Kurz nachgefragt bei Paul Bobka!
Anlässlich seines Neustarts als Abteilungsleiter für die Forschung und Entwicklung haben wir nachgefragt.
In welcher Verbindung stehen Sie zur Schweißtechnik?
Bobka: Tatsächlich habe ich zwei kleine Schweißerpässe - einen für das autogene Schweißen und einen für das WIG-Schweißen - über die Bundeswehr bei der SLV Halle GmbH erworben. Ich komme ursprünglich aus dem Südharz-Vorland, und das war mein erster Berührungspunkt mit der Schweißtechnik und diesem Unternehmen. An der Hochschule für Technik, Wirtschaft und Kultur Leipzig habe ich dann Maschinenbau studiert und konnte den ersten Teil des Schweißfachingenieurs absolvieren.
Wie sah Ihr weiterer beruflicher Werdegang aus?

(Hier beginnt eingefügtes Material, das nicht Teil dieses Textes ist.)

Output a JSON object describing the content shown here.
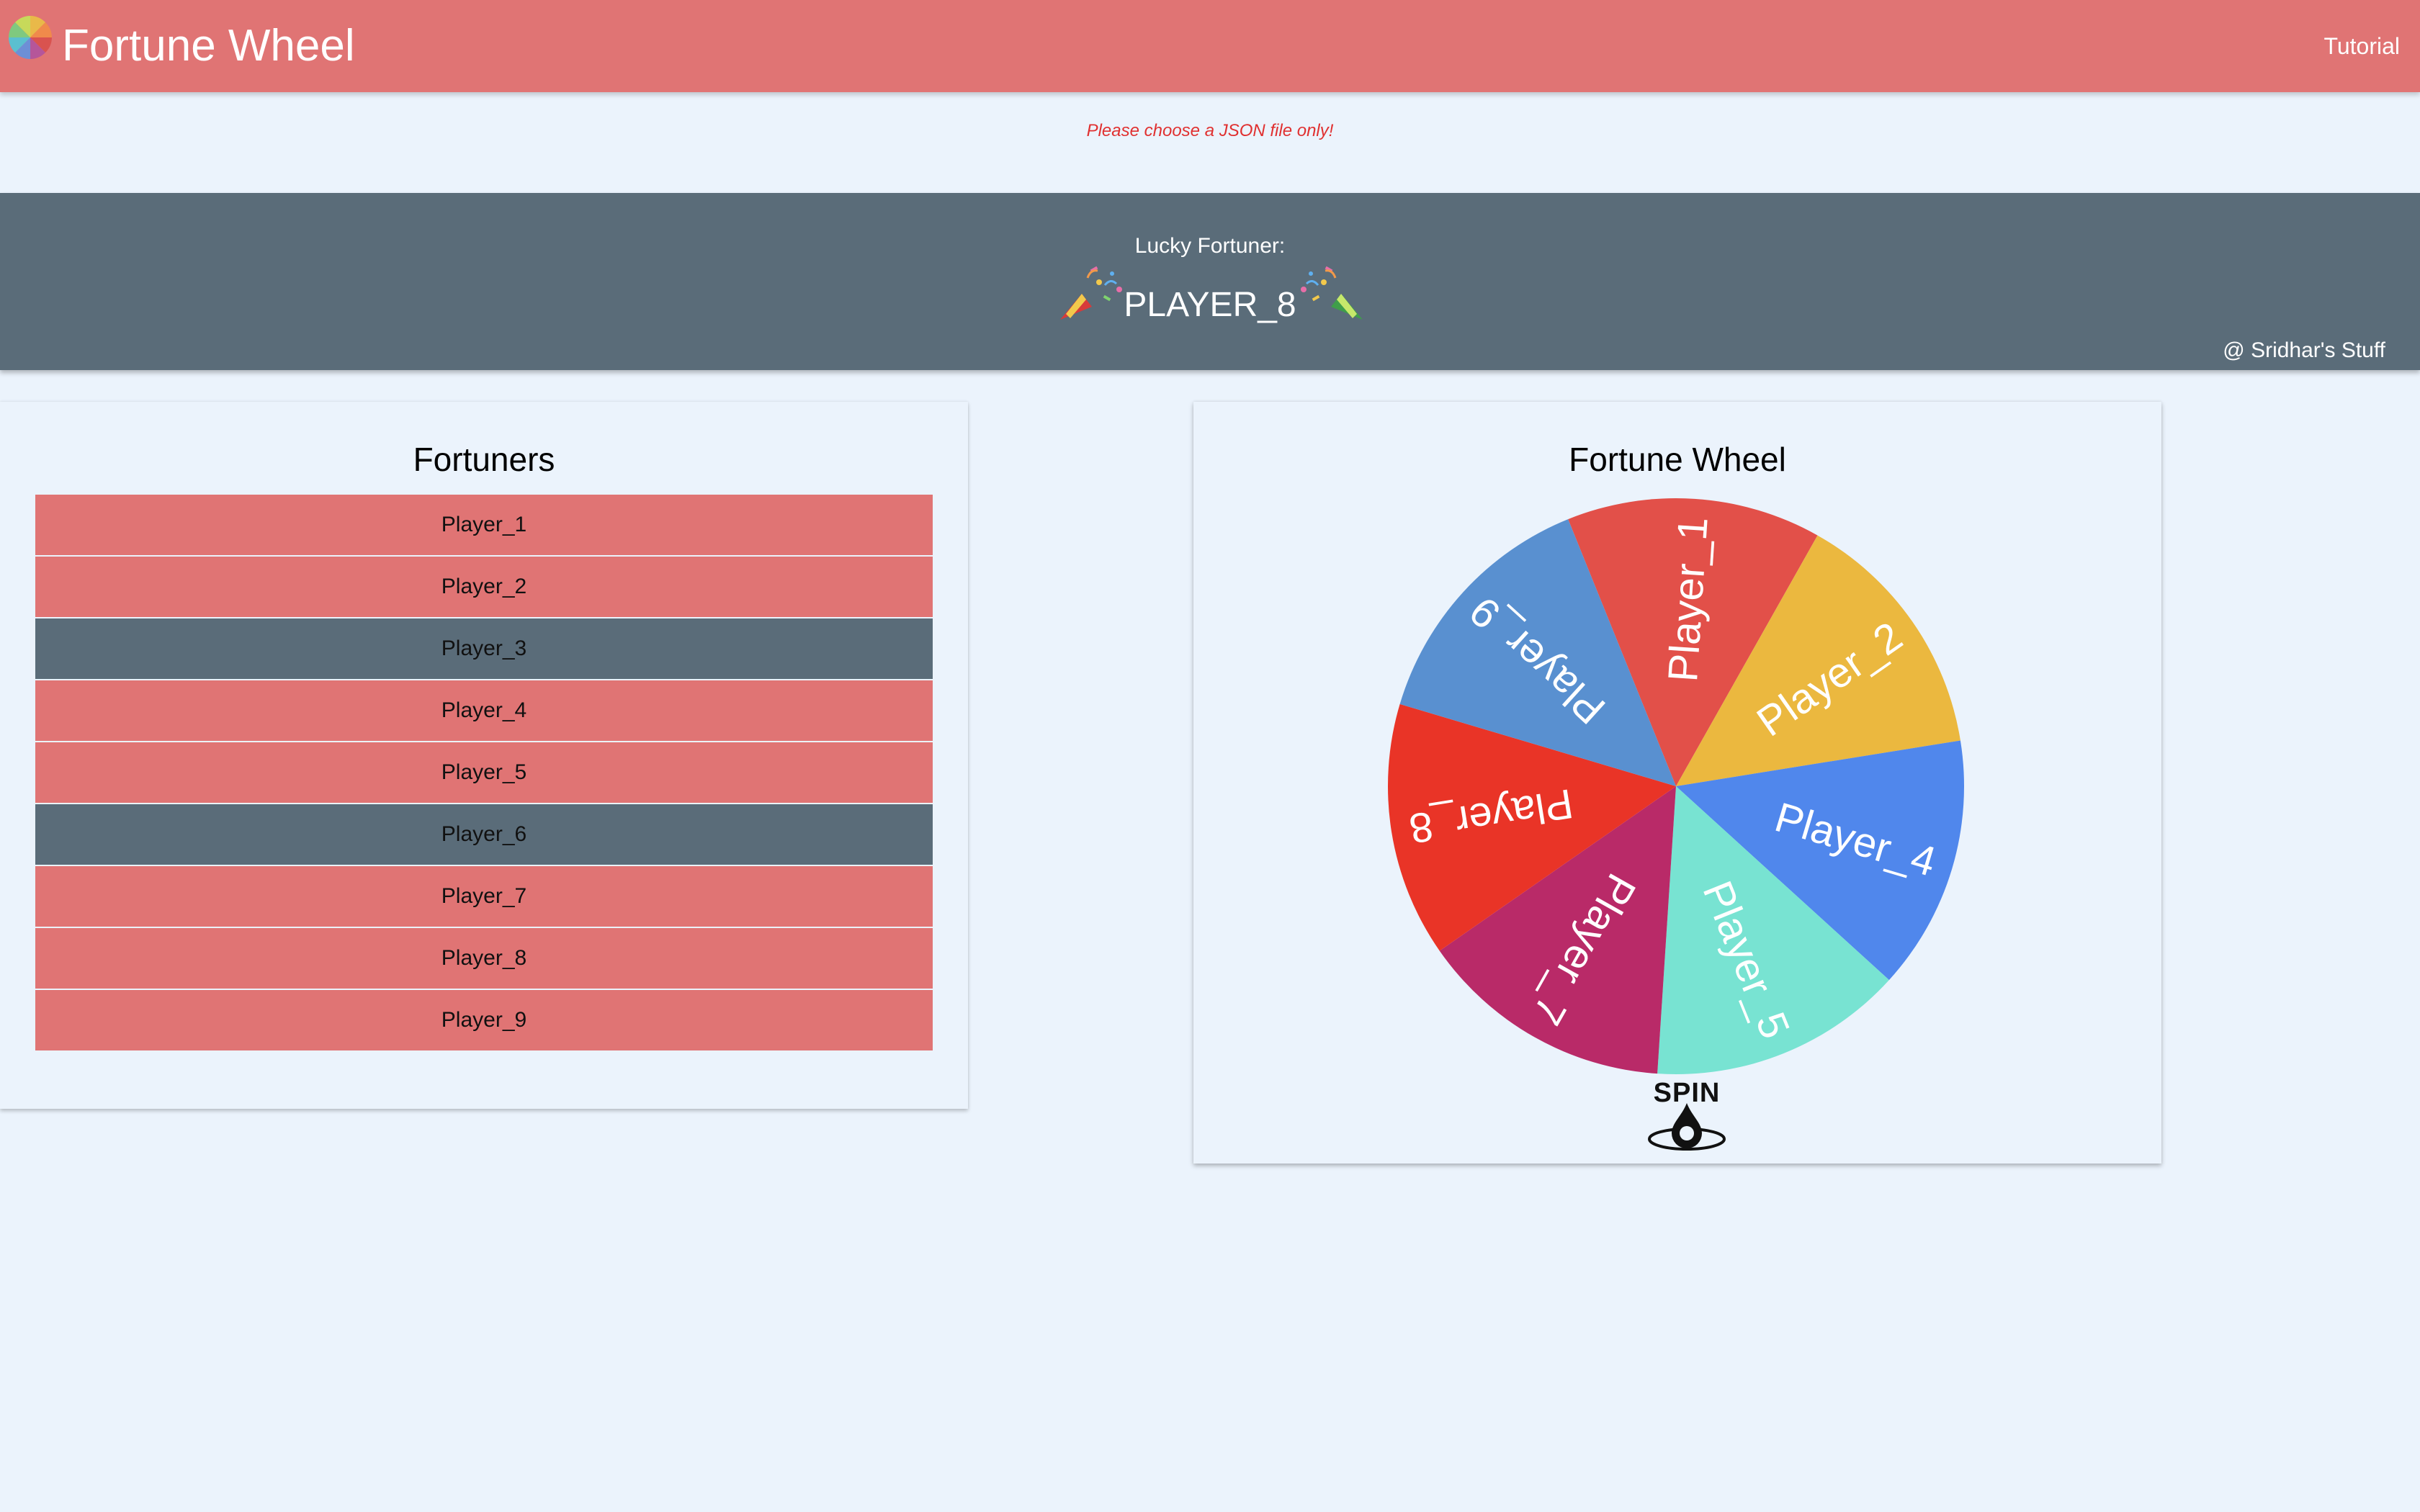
{
  "header": {
    "title": "Fortune Wheel",
    "tutorial_label": "Tutorial",
    "logo_icon": "color-wheel-logo"
  },
  "upload": {
    "error_message": "Please choose a JSON file only!"
  },
  "banner": {
    "label": "Lucky Fortuner:",
    "winner": "PLAYER_8",
    "credit": "@ Sridhar's Stuff",
    "left_icon": "party-popper-icon",
    "right_icon": "party-popper-icon"
  },
  "fortuners": {
    "title": "Fortuners",
    "players": [
      {
        "name": "Player_1",
        "state": "active"
      },
      {
        "name": "Player_2",
        "state": "active"
      },
      {
        "name": "Player_3",
        "state": "eliminated"
      },
      {
        "name": "Player_4",
        "state": "active"
      },
      {
        "name": "Player_5",
        "state": "active"
      },
      {
        "name": "Player_6",
        "state": "eliminated"
      },
      {
        "name": "Player_7",
        "state": "active"
      },
      {
        "name": "Player_8",
        "state": "active"
      },
      {
        "name": "Player_9",
        "state": "active"
      }
    ]
  },
  "wheel": {
    "title": "Fortune Wheel",
    "spin_label": "SPIN",
    "segments": [
      {
        "label": "Player_1",
        "color": "#e25049"
      },
      {
        "label": "Player_2",
        "color": "#ebb83f"
      },
      {
        "label": "Player_4",
        "color": "#5087ec"
      },
      {
        "label": "Player_5",
        "color": "#78e3d2"
      },
      {
        "label": "Player_7",
        "color": "#b92a68"
      },
      {
        "label": "Player_8",
        "color": "#e93427"
      },
      {
        "label": "Player_9",
        "color": "#5990d0"
      }
    ]
  },
  "colors": {
    "accent": "#e07474",
    "banner": "#5a6c79",
    "background": "#ebf3fc",
    "eliminated": "#5a6c79",
    "error": "#e03030"
  }
}
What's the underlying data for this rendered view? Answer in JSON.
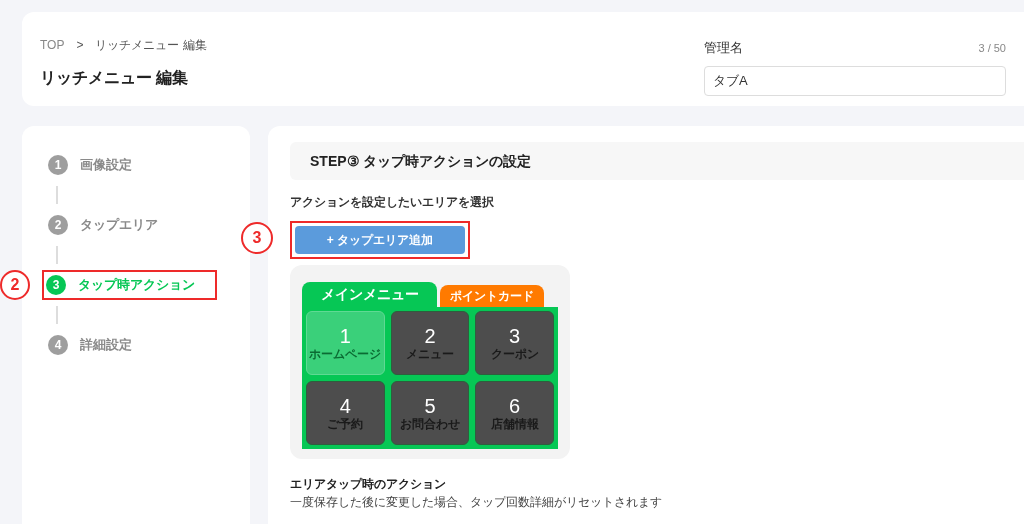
{
  "header": {
    "breadcrumb": [
      "TOP",
      "リッチメニュー 編集"
    ],
    "breadcrumb_separator": ">",
    "title": "リッチメニュー 編集",
    "manage_name": {
      "label": "管理名",
      "counter": "3 / 50",
      "value": "タブA"
    }
  },
  "steps": [
    {
      "number": "1",
      "label": "画像設定",
      "selected": false
    },
    {
      "number": "2",
      "label": "タップエリア",
      "selected": false
    },
    {
      "number": "3",
      "label": "タップ時アクション",
      "selected": true,
      "annotation": "2"
    },
    {
      "number": "4",
      "label": "詳細設定",
      "selected": false
    }
  ],
  "main": {
    "section_title": "STEP③ タップ時アクションの設定",
    "instruction": "アクションを設定したいエリアを選択",
    "add_button": {
      "label": "+ タップエリア追加",
      "annotation": "3"
    },
    "rich_menu": {
      "tabs": [
        {
          "label": "メインメニュー",
          "selected": true,
          "color": "#06c755"
        },
        {
          "label": "ポイントカード",
          "selected": false,
          "color": "#ff7a00"
        }
      ],
      "cells": [
        {
          "number": "1",
          "label": "ホームページ",
          "selected": true
        },
        {
          "number": "2",
          "label": "メニュー",
          "selected": false
        },
        {
          "number": "3",
          "label": "クーポン",
          "selected": false
        },
        {
          "number": "4",
          "label": "ご予約",
          "selected": false
        },
        {
          "number": "5",
          "label": "お問合わせ",
          "selected": false
        },
        {
          "number": "6",
          "label": "店舗情報",
          "selected": false
        }
      ]
    },
    "footer_heading": "エリアタップ時のアクション",
    "footer_note": "一度保存した後に変更した場合、タップ回数詳細がリセットされます"
  }
}
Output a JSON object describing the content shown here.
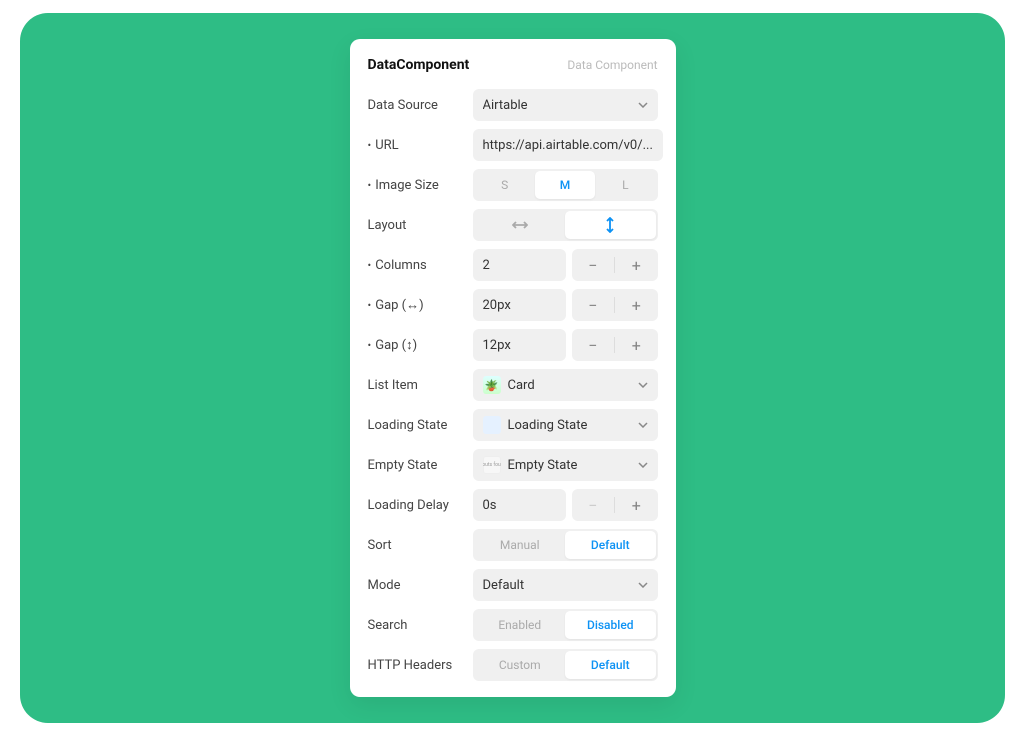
{
  "header": {
    "title": "DataComponent",
    "subtitle": "Data Component"
  },
  "dataSource": {
    "label": "Data Source",
    "value": "Airtable"
  },
  "url": {
    "label": "URL",
    "value": "https://api.airtable.com/v0/..."
  },
  "imageSize": {
    "label": "Image Size",
    "options": {
      "s": "S",
      "m": "M",
      "l": "L"
    },
    "selected": "M"
  },
  "layout": {
    "label": "Layout",
    "selected": "vertical"
  },
  "columns": {
    "label": "Columns",
    "value": "2"
  },
  "gapH": {
    "label": "Gap (↔)",
    "value": "20px"
  },
  "gapV": {
    "label": "Gap (↕)",
    "value": "12px"
  },
  "listItem": {
    "label": "List Item",
    "value": "Card"
  },
  "loadingState": {
    "label": "Loading State",
    "value": "Loading State"
  },
  "emptyState": {
    "label": "Empty State",
    "value": "Empty State"
  },
  "loadingDelay": {
    "label": "Loading Delay",
    "value": "0s"
  },
  "sort": {
    "label": "Sort",
    "options": {
      "manual": "Manual",
      "default": "Default"
    },
    "selected": "Default"
  },
  "mode": {
    "label": "Mode",
    "value": "Default"
  },
  "search": {
    "label": "Search",
    "options": {
      "enabled": "Enabled",
      "disabled": "Disabled"
    },
    "selected": "Disabled"
  },
  "httpHeaders": {
    "label": "HTTP Headers",
    "options": {
      "custom": "Custom",
      "default": "Default"
    },
    "selected": "Default"
  }
}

Während meines Masterstudiums in Nordhausen war ich als HiWi am Fraunhofer-Institut Halle tätig und konnte hier schöne Projekte begleiten und viele Erfahrungen im Bereich Konstruktion und Werkzeugdesign sammeln. Doch ich wollte tiefer in die Bereiche Robotik, Produktions- und Automatisierungstechnik einsteigen, weshalb ich an die TU Braunschweig ging, um auch zu promovieren.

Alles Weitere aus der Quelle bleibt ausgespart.